Sen. Jeff Klein, D-Bronx, and his fellow Independent Democratic Conference members today introduced legislation to crack down on cyberbullying—a component that was left out of tougher bullying laws adopted in 2010.
Klein said in a statement today that the bill (S.6132) would update New York’s stalking and harassment laws to cover electronic bullying and allow for criminal charges in cyberbullying incidents under the state’s hate crime statutes.
In 2010, the state Legislature passed the Dignity for All Students Act. It prohibits harassment and discrimination against public-school students while on school grounds and requires that teachers and staff members undergo training to learn how to recognize and deal with bullying.

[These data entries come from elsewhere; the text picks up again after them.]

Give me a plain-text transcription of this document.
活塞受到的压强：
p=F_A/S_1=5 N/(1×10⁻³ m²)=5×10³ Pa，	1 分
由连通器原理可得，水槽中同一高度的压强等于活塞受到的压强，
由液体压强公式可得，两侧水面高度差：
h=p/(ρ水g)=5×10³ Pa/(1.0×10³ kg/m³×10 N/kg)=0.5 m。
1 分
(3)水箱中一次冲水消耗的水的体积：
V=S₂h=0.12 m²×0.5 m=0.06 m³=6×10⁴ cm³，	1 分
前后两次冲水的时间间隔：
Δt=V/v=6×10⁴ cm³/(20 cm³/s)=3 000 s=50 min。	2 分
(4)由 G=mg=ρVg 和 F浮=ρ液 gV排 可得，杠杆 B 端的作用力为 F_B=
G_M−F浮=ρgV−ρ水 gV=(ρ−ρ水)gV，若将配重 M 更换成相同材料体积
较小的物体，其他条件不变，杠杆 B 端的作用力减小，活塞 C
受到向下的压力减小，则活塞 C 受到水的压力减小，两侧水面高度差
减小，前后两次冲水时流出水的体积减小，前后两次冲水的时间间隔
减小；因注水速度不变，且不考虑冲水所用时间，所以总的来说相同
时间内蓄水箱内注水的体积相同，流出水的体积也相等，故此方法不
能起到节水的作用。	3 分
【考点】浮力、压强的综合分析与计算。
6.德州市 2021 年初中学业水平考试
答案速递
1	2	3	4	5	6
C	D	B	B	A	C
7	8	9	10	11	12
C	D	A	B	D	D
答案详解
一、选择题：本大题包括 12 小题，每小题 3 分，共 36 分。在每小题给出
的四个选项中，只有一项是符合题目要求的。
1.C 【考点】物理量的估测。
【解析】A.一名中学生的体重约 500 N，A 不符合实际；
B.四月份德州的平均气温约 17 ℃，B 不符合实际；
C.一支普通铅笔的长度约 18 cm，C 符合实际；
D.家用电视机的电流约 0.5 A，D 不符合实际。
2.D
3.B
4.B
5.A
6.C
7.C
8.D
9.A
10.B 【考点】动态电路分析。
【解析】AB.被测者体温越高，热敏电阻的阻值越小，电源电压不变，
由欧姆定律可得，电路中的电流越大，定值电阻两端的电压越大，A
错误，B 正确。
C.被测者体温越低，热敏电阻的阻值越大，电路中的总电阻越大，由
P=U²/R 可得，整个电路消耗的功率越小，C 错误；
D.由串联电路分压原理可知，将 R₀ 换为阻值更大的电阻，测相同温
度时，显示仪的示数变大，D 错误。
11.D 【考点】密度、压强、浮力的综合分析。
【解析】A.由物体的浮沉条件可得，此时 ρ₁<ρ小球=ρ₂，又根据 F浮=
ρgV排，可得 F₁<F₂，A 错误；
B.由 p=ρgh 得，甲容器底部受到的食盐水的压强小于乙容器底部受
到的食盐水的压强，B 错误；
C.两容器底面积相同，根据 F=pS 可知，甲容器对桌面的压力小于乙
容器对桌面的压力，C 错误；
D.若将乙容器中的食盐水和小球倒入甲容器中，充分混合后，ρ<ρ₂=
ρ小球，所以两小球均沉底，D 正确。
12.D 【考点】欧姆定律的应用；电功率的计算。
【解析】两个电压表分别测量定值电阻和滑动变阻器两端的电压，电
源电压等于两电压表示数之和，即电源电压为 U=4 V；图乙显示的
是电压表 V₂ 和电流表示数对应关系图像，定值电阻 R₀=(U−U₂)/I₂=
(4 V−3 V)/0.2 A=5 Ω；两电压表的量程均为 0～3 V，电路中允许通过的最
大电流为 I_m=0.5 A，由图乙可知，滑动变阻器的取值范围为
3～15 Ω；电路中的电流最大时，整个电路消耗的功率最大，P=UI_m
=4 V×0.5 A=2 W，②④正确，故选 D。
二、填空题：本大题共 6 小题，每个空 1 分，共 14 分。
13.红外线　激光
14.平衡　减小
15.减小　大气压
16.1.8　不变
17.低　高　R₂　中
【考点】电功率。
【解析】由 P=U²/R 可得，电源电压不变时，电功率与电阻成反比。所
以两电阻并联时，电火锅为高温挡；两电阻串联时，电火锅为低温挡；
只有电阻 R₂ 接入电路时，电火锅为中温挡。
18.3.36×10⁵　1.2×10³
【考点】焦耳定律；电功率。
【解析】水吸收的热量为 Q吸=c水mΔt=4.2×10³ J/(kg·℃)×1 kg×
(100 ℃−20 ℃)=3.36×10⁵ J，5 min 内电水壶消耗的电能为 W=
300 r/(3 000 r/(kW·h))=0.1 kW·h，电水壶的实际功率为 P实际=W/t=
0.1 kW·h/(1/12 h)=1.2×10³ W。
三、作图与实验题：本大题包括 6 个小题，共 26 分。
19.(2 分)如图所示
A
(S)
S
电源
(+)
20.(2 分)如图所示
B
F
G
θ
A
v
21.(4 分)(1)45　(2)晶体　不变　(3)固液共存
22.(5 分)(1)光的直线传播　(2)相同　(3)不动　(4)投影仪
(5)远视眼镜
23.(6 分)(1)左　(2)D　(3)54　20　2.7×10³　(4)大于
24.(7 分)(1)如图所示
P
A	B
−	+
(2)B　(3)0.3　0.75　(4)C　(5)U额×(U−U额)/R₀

But cyberbullying wasn’t specified in the law, which was signed by then-Gov. David Paterson in September 2010.
“Tragically, we’re seeing modern technology used as a weapon and our laws have not kept pace with that technology,” Klein said in a statement.
The legislation would make cyberbullying a crime of third-degree stalking and aggravated harassment. It would also extend the law to first degree criminal impersonation to include electronic communications. The first two crimes are class A misdemeanors punishable by up to a year in jail. The crimes are eligible to be elevated to felonies if they violate New York’s hate crime statutes. First-degree criminal impersonation is a Class E Felony punishable by up to 4 years in prison, Klein said.
The legislation has an Assembly sponsor: Assemblyman William Scarborough, D-Queens.
The IDC in October lauched has launched the New York Cyberbully Census to gauge cases of cyberbulling.